I think there is a fourth and more fundamental answer. I believe the CIO was the project of a dictator within his own union, John L. Lewis. I believe Lewis imposed on other industrial workers, on steelworkers, automobile assembly workers, packinghouse workers, the pattern of collective bargaining he had developed in the United Mine Workers. The elements were, and are:
- In every theater of organization, the union’s objective is to be an exclusive collective bargaining representative.
- An essential secondary objective is the dues checkoff: that is, for the employer to become the union’s dues collector and for the union thus to obtain an income stream that is not dependent on the membership.
- In exchange for these two desired elements, the union gives management the freedom to make all the big decisions unilaterally, the so-called management prerogatives clause, while at the same time agreeing to prohibit strikes and slowdowns, thus taking away from workers the ability to do anything about those big decisions.
I believe that so long as this remains our conception of successful trade unionism, defeat will follow after defeat.
I believe we should look to the improvised shopfloor actions of ordinary workers, as well as to academics and full-time union staffers, for clues about what is to be done.

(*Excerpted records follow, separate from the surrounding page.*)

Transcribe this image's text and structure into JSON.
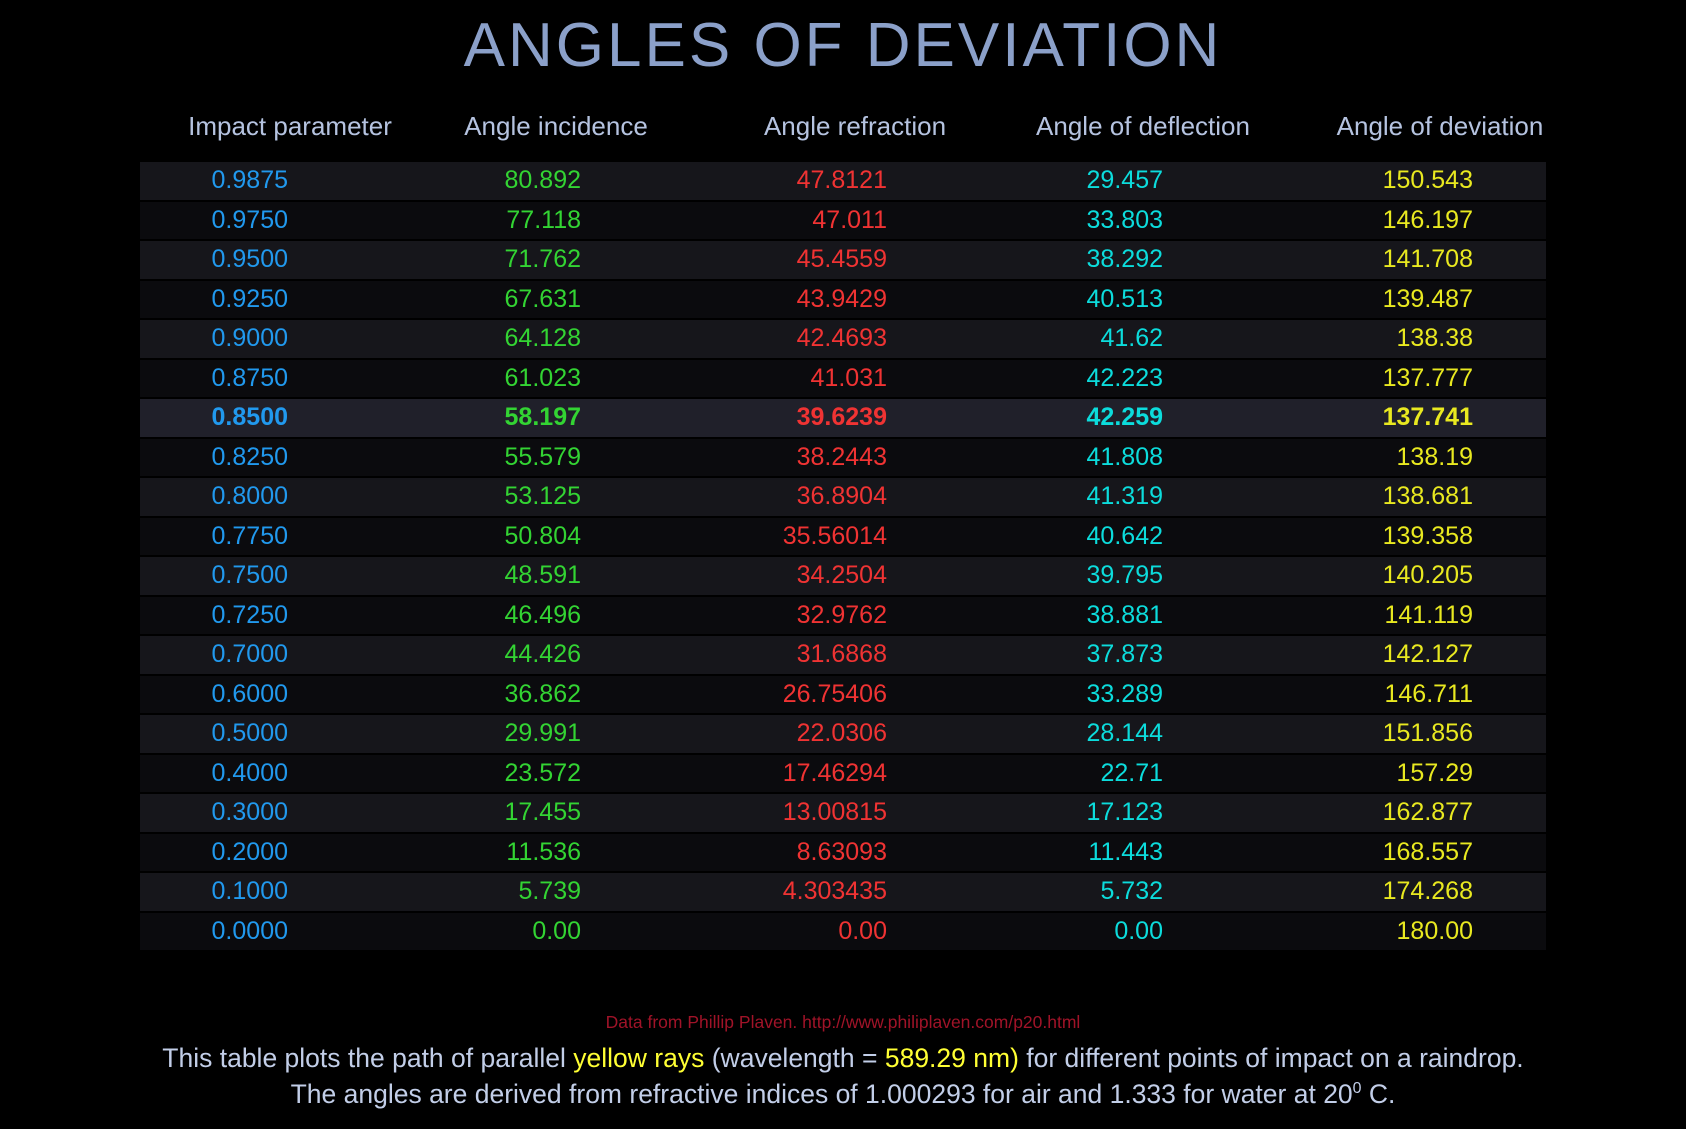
{
  "title": "ANGLES OF DEVIATION",
  "chart_data": {
    "type": "table",
    "title": "ANGLES OF DEVIATION",
    "columns": [
      "Impact parameter",
      "Angle incidence",
      "Angle refraction",
      "Angle of deflection",
      "Angle of deviation"
    ],
    "column_keys": [
      "impact-parameter",
      "angle-incidence",
      "angle-refraction",
      "angle-of-deflection",
      "angle-of-deviation"
    ],
    "column_colors": [
      "#2199ee",
      "#33d433",
      "#f03333",
      "#0cdcdc",
      "#e9e920"
    ],
    "highlighted_row_index": 6,
    "rows": [
      [
        "0.9875",
        "80.892",
        "47.8121",
        "29.457",
        "150.543"
      ],
      [
        "0.9750",
        "77.118",
        "47.011",
        "33.803",
        "146.197"
      ],
      [
        "0.9500",
        "71.762",
        "45.4559",
        "38.292",
        "141.708"
      ],
      [
        "0.9250",
        "67.631",
        "43.9429",
        "40.513",
        "139.487"
      ],
      [
        "0.9000",
        "64.128",
        "42.4693",
        "41.62",
        "138.38"
      ],
      [
        "0.8750",
        "61.023",
        "41.031",
        "42.223",
        "137.777"
      ],
      [
        "0.8500",
        "58.197",
        "39.6239",
        "42.259",
        "137.741"
      ],
      [
        "0.8250",
        "55.579",
        "38.2443",
        "41.808",
        "138.19"
      ],
      [
        "0.8000",
        "53.125",
        "36.8904",
        "41.319",
        "138.681"
      ],
      [
        "0.7750",
        "50.804",
        "35.56014",
        "40.642",
        "139.358"
      ],
      [
        "0.7500",
        "48.591",
        "34.2504",
        "39.795",
        "140.205"
      ],
      [
        "0.7250",
        "46.496",
        "32.9762",
        "38.881",
        "141.119"
      ],
      [
        "0.7000",
        "44.426",
        "31.6868",
        "37.873",
        "142.127"
      ],
      [
        "0.6000",
        "36.862",
        "26.75406",
        "33.289",
        "146.711"
      ],
      [
        "0.5000",
        "29.991",
        "22.0306",
        "28.144",
        "151.856"
      ],
      [
        "0.4000",
        "23.572",
        "17.46294",
        "22.71",
        "157.29"
      ],
      [
        "0.3000",
        "17.455",
        "13.00815",
        "17.123",
        "162.877"
      ],
      [
        "0.2000",
        "11.536",
        "8.63093",
        "11.443",
        "168.557"
      ],
      [
        "0.1000",
        "5.739",
        "4.303435",
        "5.732",
        "174.268"
      ],
      [
        "0.0000",
        "0.00",
        "0.00",
        "0.00",
        "180.00"
      ]
    ]
  },
  "attribution": "Data from Phillip Plaven. http://www.philiplaven.com/p20.html",
  "footer": {
    "line1_parts": [
      {
        "text": "This table plots the path of parallel ",
        "color": "base"
      },
      {
        "text": "yellow rays",
        "color": "yellow"
      },
      {
        "text": " (wavelength = ",
        "color": "base"
      },
      {
        "text": "589.29 nm)",
        "color": "yellow"
      },
      {
        "text": " for different points of impact on a raindrop.",
        "color": "base"
      }
    ],
    "line2_pre": "The angles are derived from refractive indices of 1.000293 for air and 1.333 for water at 20",
    "line2_sup": "0",
    "line2_post": " C."
  },
  "colors": {
    "background": "#000000",
    "title_text": "#8ba0c9",
    "header_text": "#b5c3e0",
    "footer_text": "#c2cee8",
    "footer_highlight": "#ffff33",
    "attribution_text": "#a01328",
    "impact_parameter": "#2199ee",
    "angle_incidence": "#33d433",
    "angle_refraction": "#f03333",
    "angle_of_deflection": "#0cdcdc",
    "angle_of_deviation": "#e9e920",
    "row_band_light": "#16161b",
    "row_band_dark": "#0b0b0e",
    "row_highlight_band": "#20202a"
  }
}
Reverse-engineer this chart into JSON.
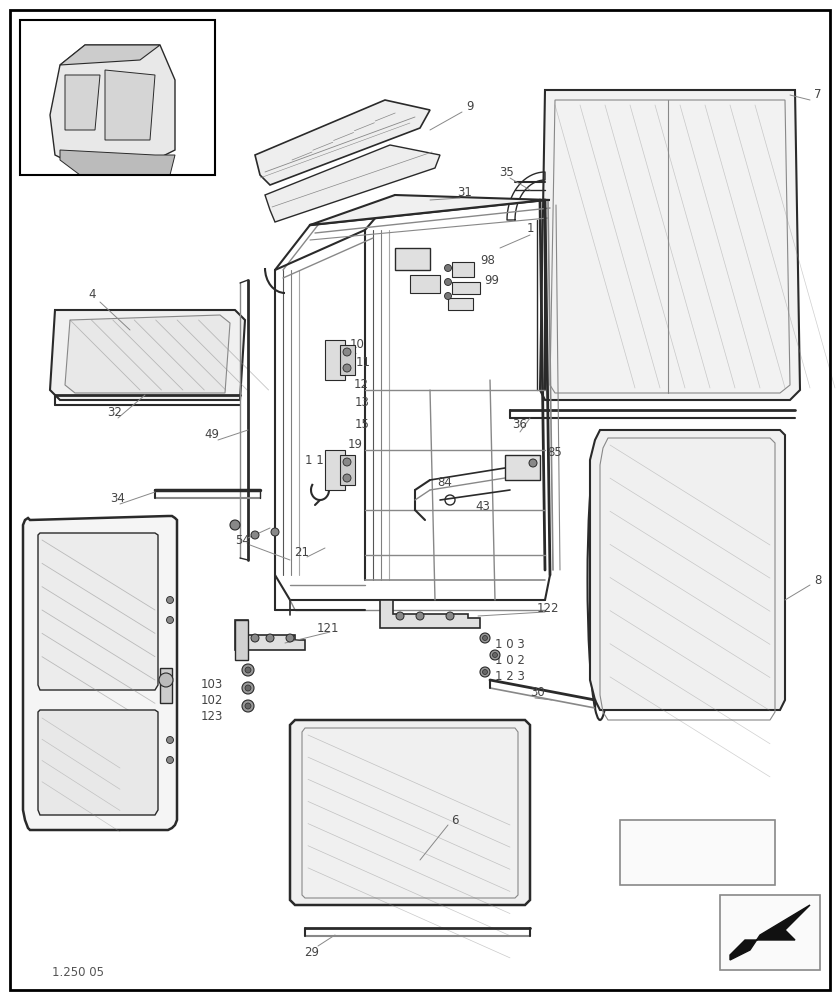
{
  "background_color": "#ffffff",
  "page_number": "1.250 05",
  "line_color": "#2a2a2a",
  "gray_color": "#888888",
  "light_line": "#aaaaaa"
}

I believe that there remains in our hands a power greater than their hoarded gold, and greater than the might of armies. .
Above all, I believe that there can and must be created a new world, un otro mundo, the sacred objective of both Wobblies and Zaptistas
If there are any singers in New York City, this might be the moment for the first and last verses of “Solidarity Forever.” (All stand, each making physical contact with the person or persons next to him or her.)